We have adapted the definition of modularity to the simultaneous consideration of several networks sharing nodes, called multiplex networks. The aim is to integrate various points of view on the same set of proteins, reflecting the heterogeneous character of their interactions. We have applied this method to the detection of communities in simulated multiplex networks, modeled as independent realizations of different Stochastic Block Models (SBM) sharing the same latent community membership variables; the comparison of this approach to simple network aggregation highlights its efficiency. This work, whose ultimate goal is to define and annotate more finely functional modules of proteins, has been successfully applied to a multiplex network resulting from the simultaneous consideration of four biological networks.

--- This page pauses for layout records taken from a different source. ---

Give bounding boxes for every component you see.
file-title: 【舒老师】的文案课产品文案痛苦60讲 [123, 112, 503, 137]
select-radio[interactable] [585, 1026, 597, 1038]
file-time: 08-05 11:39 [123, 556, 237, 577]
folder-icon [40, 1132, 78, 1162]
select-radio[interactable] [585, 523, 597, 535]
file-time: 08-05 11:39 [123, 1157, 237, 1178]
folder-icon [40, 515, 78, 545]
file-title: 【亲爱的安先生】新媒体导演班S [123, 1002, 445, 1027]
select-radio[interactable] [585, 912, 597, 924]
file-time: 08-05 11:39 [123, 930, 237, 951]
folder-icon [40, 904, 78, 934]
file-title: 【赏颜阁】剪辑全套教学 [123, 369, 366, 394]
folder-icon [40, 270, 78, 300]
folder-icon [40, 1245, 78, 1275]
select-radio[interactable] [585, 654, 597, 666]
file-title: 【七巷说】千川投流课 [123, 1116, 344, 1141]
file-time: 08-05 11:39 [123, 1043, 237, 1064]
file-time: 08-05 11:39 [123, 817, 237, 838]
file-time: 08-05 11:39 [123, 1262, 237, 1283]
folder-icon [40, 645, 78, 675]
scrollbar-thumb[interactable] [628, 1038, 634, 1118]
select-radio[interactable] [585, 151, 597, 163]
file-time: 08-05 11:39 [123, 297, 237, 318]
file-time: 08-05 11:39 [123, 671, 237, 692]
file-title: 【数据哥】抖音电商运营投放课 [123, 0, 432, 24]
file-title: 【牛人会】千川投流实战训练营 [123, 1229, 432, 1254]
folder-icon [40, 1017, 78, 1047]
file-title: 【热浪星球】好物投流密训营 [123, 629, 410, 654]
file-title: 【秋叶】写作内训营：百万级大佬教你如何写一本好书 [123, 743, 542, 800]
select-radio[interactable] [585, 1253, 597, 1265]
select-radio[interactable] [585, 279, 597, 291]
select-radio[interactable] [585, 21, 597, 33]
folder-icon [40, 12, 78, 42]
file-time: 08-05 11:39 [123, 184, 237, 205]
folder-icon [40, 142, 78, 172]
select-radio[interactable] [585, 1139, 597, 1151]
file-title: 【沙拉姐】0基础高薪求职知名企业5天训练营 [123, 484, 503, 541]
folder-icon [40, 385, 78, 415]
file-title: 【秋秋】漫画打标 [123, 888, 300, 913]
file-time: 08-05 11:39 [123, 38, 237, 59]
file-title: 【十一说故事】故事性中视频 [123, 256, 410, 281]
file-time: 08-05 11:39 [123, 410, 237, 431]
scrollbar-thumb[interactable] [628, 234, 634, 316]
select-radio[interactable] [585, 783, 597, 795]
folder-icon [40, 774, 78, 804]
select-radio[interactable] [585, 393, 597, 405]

Perspectives common to both research themes
Both approaches, bottom-up and top-down, give us different and complementary visions of cellular functioning. We are working to bring these two axes together, sharing among others the use of gene and protein expression data produced by transcriptomics and proteomics. In our projects, we use large-scale biological data to expand or parameterize Boolean models; conversely, large static networks are contextualized to make them more dynamic. The simultaneous consideration of these two scales of interactions leads us to develop new mathematical approaches, such as modeling the expressions of proteins in a large network of interactions via spatial models of the Markov field type.
Applications to biology
A very strong common objective, which is the raison d'être of our work, is to stay as close as possible to concrete applications in biology. This objective is achieved through collaborations that are often international, and that have already borne fruit through publications in high impact journals.
We studied a Boolean model of the regulatory network involved in bladder cancer and proposed an explanation for the co-occurring and mutually exclusive mutations observed in these cancers. A Boolean model also allowed us to predict synergies between anti-cancer drugs used in targeted therapy against gastric cancers. These predictions have been experimentally validated by our collaborators. We have also worked on functional prediction for proteins involved in cancers from large scale data (prostate cancer, gastric cancer), and on the study of relationships between human diseases through their comorbidities.
Other projects include the modeling of the iron/sulfur cluster homeostasis system in E. coli, and the study of hematopoietic stem cell differentiation and aging.
The specificity of each of these applications and their diversity make our tools evolve and new mathematical questions emerge.